Specifically, this provides funding for housing, education facilities, and medical facilities for active duty service members. It also boosts funding to address the long-standing backlog issues at the Department of Veterans Affairs and provides support for mental health, suicide prevention, and homeless veterans programs.
“We are indebted to our service members, veterans and their families, all who have sacrificed so much for our country,” Walorski said. “Today, we’ve given every veteran, marine, soldier, sailor, airman, along with their spouses and children, the opportunity to thrive and have a better life. As a member of the House Armed Services and Veterans Affairs Committees, it’s unacceptable to me that the backlog at the Department of Veterans Affairs continues to grow. These men and women deserve the best quality of life and I hope we have the attention of the VA that this dysfunction won’t be tolerated.”
Walorski also offered an amendment to protect veterans with diabetes by ensuring the VA continues to offer diabetes patients a variety of supplies through the competitive bid process.
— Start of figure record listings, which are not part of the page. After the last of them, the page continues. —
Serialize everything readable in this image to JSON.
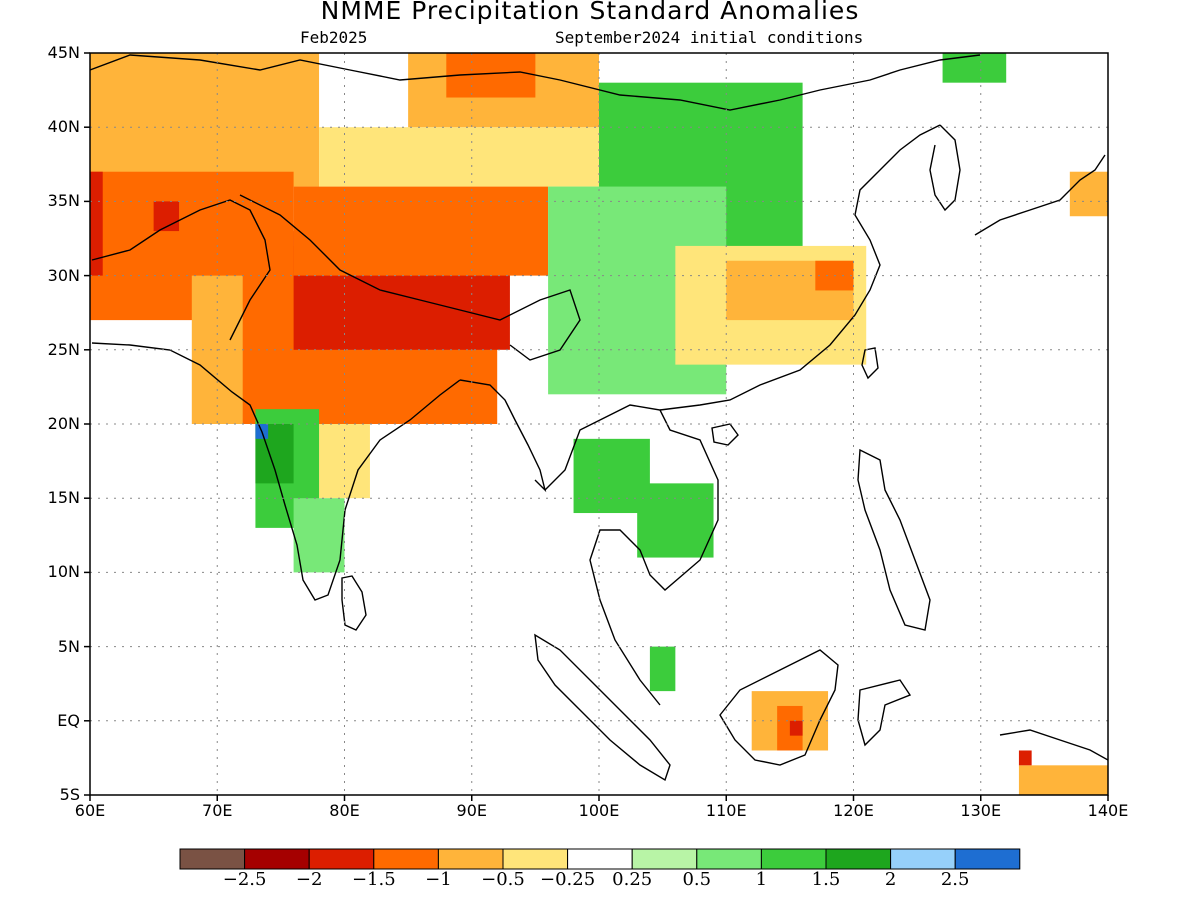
{
  "title": "NMME Precipitation Standard Anomalies",
  "valid_month": "Feb2025",
  "initial_conditions": "September2024 initial conditions",
  "map": {
    "lon_range": [
      60,
      140
    ],
    "lat_range": [
      -5,
      45
    ],
    "lat_ticks": [
      {
        "value": 45,
        "label": "45N"
      },
      {
        "value": 40,
        "label": "40N"
      },
      {
        "value": 35,
        "label": "35N"
      },
      {
        "value": 30,
        "label": "30N"
      },
      {
        "value": 25,
        "label": "25N"
      },
      {
        "value": 20,
        "label": "20N"
      },
      {
        "value": 15,
        "label": "15N"
      },
      {
        "value": 10,
        "label": "10N"
      },
      {
        "value": 5,
        "label": "5N"
      },
      {
        "value": 0,
        "label": "EQ"
      },
      {
        "value": -5,
        "label": "5S"
      }
    ],
    "lon_ticks": [
      {
        "value": 60,
        "label": "60E"
      },
      {
        "value": 70,
        "label": "70E"
      },
      {
        "value": 80,
        "label": "80E"
      },
      {
        "value": 90,
        "label": "90E"
      },
      {
        "value": 100,
        "label": "100E"
      },
      {
        "value": 110,
        "label": "110E"
      },
      {
        "value": 120,
        "label": "120E"
      },
      {
        "value": 130,
        "label": "130E"
      },
      {
        "value": 140,
        "label": "140E"
      }
    ],
    "anomaly_regions": [
      {
        "value": -1.0,
        "lon": [
          60,
          78
        ],
        "lat": [
          36,
          45
        ]
      },
      {
        "value": -1.5,
        "lon": [
          60,
          76
        ],
        "lat": [
          27,
          37
        ]
      },
      {
        "value": -2.0,
        "lon": [
          65,
          67
        ],
        "lat": [
          33,
          35
        ]
      },
      {
        "value": -2.0,
        "lon": [
          60,
          61
        ],
        "lat": [
          30,
          37
        ]
      },
      {
        "value": -1.0,
        "lon": [
          68,
          80
        ],
        "lat": [
          20,
          30
        ]
      },
      {
        "value": -1.5,
        "lon": [
          72,
          92
        ],
        "lat": [
          20,
          32
        ]
      },
      {
        "value": -2.0,
        "lon": [
          76,
          93
        ],
        "lat": [
          25,
          33
        ]
      },
      {
        "value": -1.5,
        "lon": [
          76,
          96
        ],
        "lat": [
          30,
          36
        ]
      },
      {
        "value": -0.5,
        "lon": [
          78,
          100
        ],
        "lat": [
          36,
          40
        ]
      },
      {
        "value": -1.0,
        "lon": [
          85,
          100
        ],
        "lat": [
          40,
          45
        ]
      },
      {
        "value": -1.5,
        "lon": [
          88,
          95
        ],
        "lat": [
          42,
          45
        ]
      },
      {
        "value": -0.5,
        "lon": [
          76,
          82
        ],
        "lat": [
          15,
          20
        ]
      },
      {
        "value": 1.0,
        "lon": [
          73,
          78
        ],
        "lat": [
          13,
          21
        ]
      },
      {
        "value": 1.5,
        "lon": [
          73,
          76
        ],
        "lat": [
          16,
          20
        ]
      },
      {
        "value": 2.5,
        "lon": [
          73,
          74
        ],
        "lat": [
          19,
          20
        ]
      },
      {
        "value": 0.5,
        "lon": [
          76,
          80
        ],
        "lat": [
          10,
          15
        ]
      },
      {
        "value": 1.0,
        "lon": [
          100,
          116
        ],
        "lat": [
          30,
          43
        ]
      },
      {
        "value": 0.5,
        "lon": [
          96,
          110
        ],
        "lat": [
          22,
          36
        ]
      },
      {
        "value": -0.5,
        "lon": [
          106,
          121
        ],
        "lat": [
          24,
          32
        ]
      },
      {
        "value": -1.0,
        "lon": [
          110,
          120
        ],
        "lat": [
          27,
          31
        ]
      },
      {
        "value": -1.5,
        "lon": [
          117,
          120
        ],
        "lat": [
          29,
          31
        ]
      },
      {
        "value": 1.0,
        "lon": [
          103,
          109
        ],
        "lat": [
          11,
          16
        ]
      },
      {
        "value": 1.0,
        "lon": [
          98,
          104
        ],
        "lat": [
          14,
          19
        ]
      },
      {
        "value": -1.0,
        "lon": [
          112,
          118
        ],
        "lat": [
          -2,
          2
        ]
      },
      {
        "value": -1.5,
        "lon": [
          114,
          116
        ],
        "lat": [
          -2,
          1
        ]
      },
      {
        "value": -2.0,
        "lon": [
          115,
          116
        ],
        "lat": [
          -1,
          0
        ]
      },
      {
        "value": 1.0,
        "lon": [
          104,
          106
        ],
        "lat": [
          2,
          5
        ]
      },
      {
        "value": -1.0,
        "lon": [
          133,
          140
        ],
        "lat": [
          -5,
          -3
        ]
      },
      {
        "value": -2.0,
        "lon": [
          133,
          134
        ],
        "lat": [
          -3,
          -2
        ]
      },
      {
        "value": -1.0,
        "lon": [
          137,
          140
        ],
        "lat": [
          34,
          37
        ]
      },
      {
        "value": 1.0,
        "lon": [
          127,
          132
        ],
        "lat": [
          43,
          45
        ]
      }
    ]
  },
  "colorbar": {
    "colors": [
      "#7a5244",
      "#a50000",
      "#dc1e00",
      "#ff6a00",
      "#ffb43a",
      "#ffe57a",
      "#ffffff",
      "#b8f4a6",
      "#78e878",
      "#3ccc3c",
      "#1ea61e",
      "#96d0fa",
      "#1e6ed2"
    ],
    "labels": [
      "−2.5",
      "−2",
      "−1.5",
      "−1",
      "−0.5",
      "−0.25",
      "0.25",
      "0.5",
      "1",
      "1.5",
      "2",
      "2.5"
    ]
  }
}
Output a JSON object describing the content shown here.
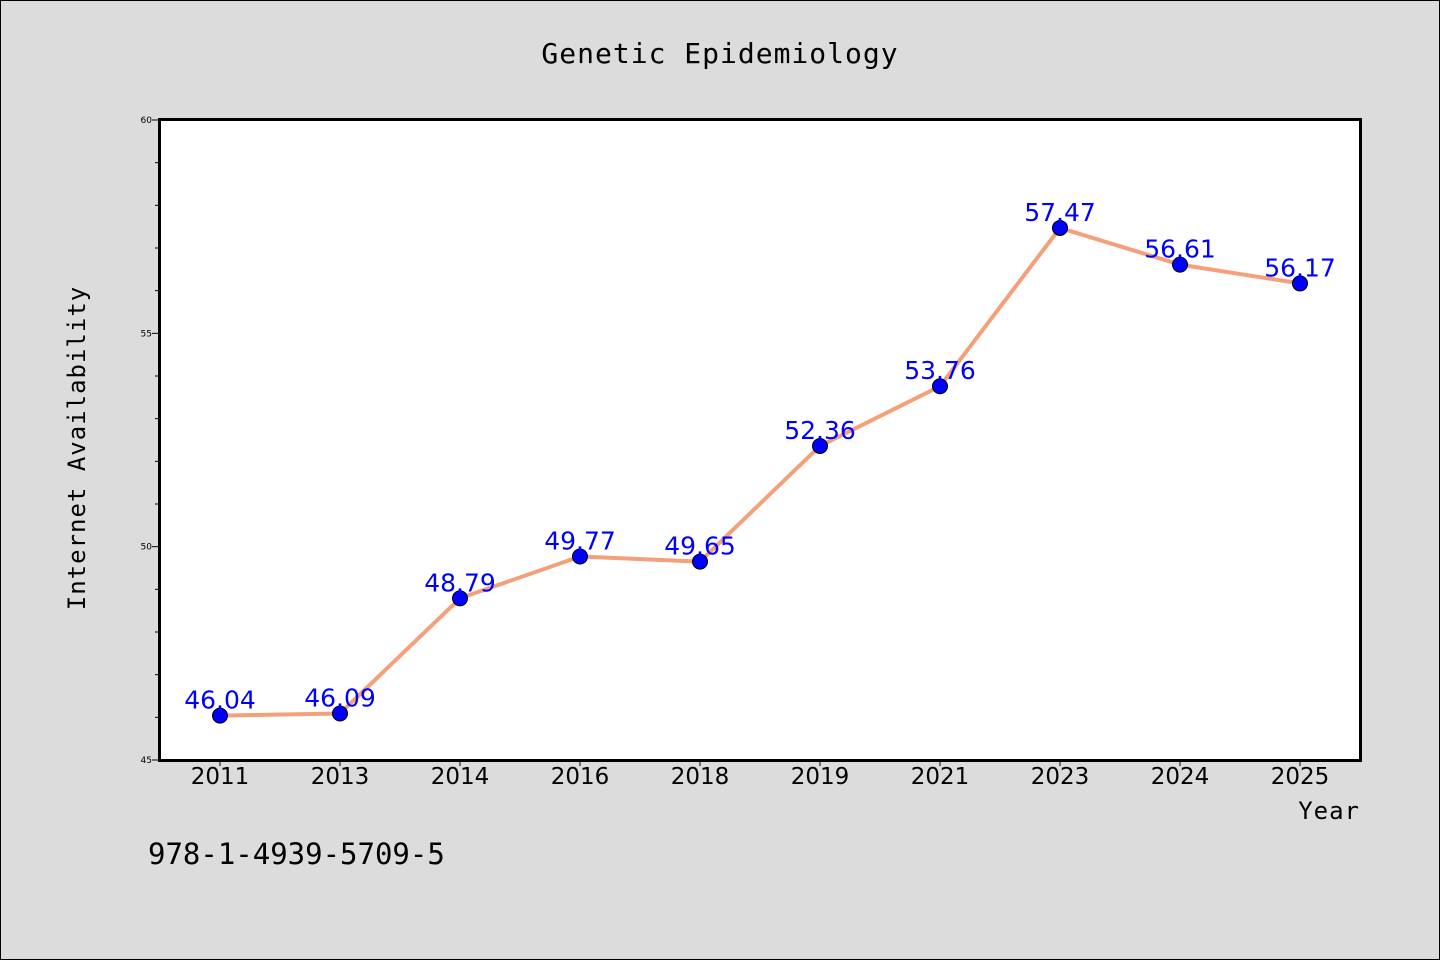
{
  "chart_data": {
    "type": "line",
    "title": "Genetic Epidemiology",
    "xlabel": "Year",
    "ylabel": "Internet Availability",
    "categories": [
      "2011",
      "2013",
      "2014",
      "2016",
      "2018",
      "2019",
      "2021",
      "2023",
      "2024",
      "2025"
    ],
    "series": [
      {
        "values": [
          46.04,
          46.09,
          48.79,
          49.77,
          49.65,
          52.36,
          53.76,
          57.47,
          56.61,
          56.17
        ],
        "data_labels": [
          "46.04",
          "46.09",
          "48.79",
          "49.77",
          "49.65",
          "52.36",
          "53.76",
          "57.47",
          "56.61",
          "56.17"
        ],
        "line_color": "#f4a07a",
        "marker_color": "#0000ff"
      }
    ],
    "ylim": [
      45,
      60
    ],
    "yticks": [
      "45",
      "50",
      "55",
      "60"
    ],
    "grid": false,
    "legend": "none"
  },
  "annotation": "978-1-4939-5709-5"
}
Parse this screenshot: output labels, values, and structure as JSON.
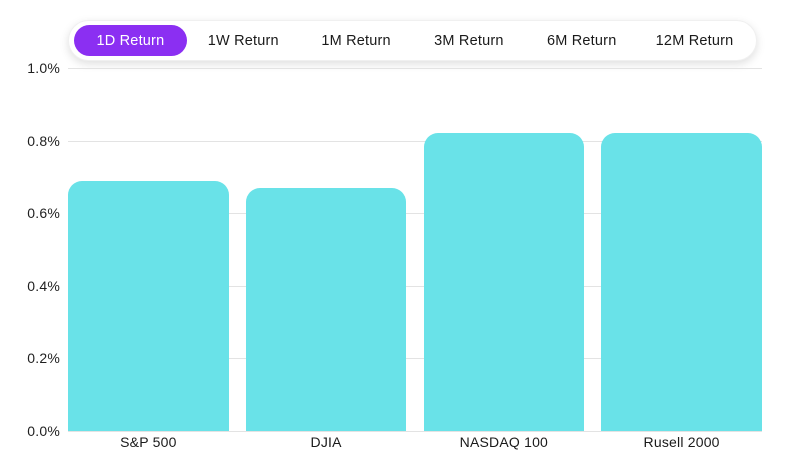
{
  "tabs": {
    "items": [
      {
        "label": "1D Return",
        "selected": true
      },
      {
        "label": "1W Return",
        "selected": false
      },
      {
        "label": "1M Return",
        "selected": false
      },
      {
        "label": "3M Return",
        "selected": false
      },
      {
        "label": "6M Return",
        "selected": false
      },
      {
        "label": "12M Return",
        "selected": false
      }
    ]
  },
  "colors": {
    "accent_purple": "#8b2ff2",
    "bar_teal": "#69e2e8",
    "gridline": "#e3e3e3",
    "text_dark": "#1a1a1a"
  },
  "chart_data": {
    "type": "bar",
    "categories": [
      "S&P 500",
      "DJIA",
      "NASDAQ 100",
      "Rusell 2000"
    ],
    "values": [
      0.69,
      0.67,
      0.82,
      0.82
    ],
    "series_name": "1D Return",
    "title": "",
    "xlabel": "",
    "ylabel": "",
    "ylim": [
      0,
      1.0
    ],
    "yticks": [
      0.0,
      0.2,
      0.4,
      0.6,
      0.8,
      1.0
    ],
    "ytick_labels": [
      "0.0%",
      "0.2%",
      "0.4%",
      "0.6%",
      "0.8%",
      "1.0%"
    ],
    "grid": true,
    "legend": false
  }
}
That amendment was adopted by a voice vote.
“Right now, 25 percent of veterans in the VA healthcare system have diabetes, compared to about 8.3 percent of the general public,” Walorski said. “As a result, diabetes care places a significant cost burden on the VA’s budget—accounting for almost 4 percent of the overall VA health care budget and costing almost $1.5 billion annually.”
The amendment would provide healthy competition both for the patient and the marketplace—allowing the VA to utilize significant purchasing power. Because of this competition, vendors would be forced to reduce costs and innovate.
The bill now heads to the Senate for further action.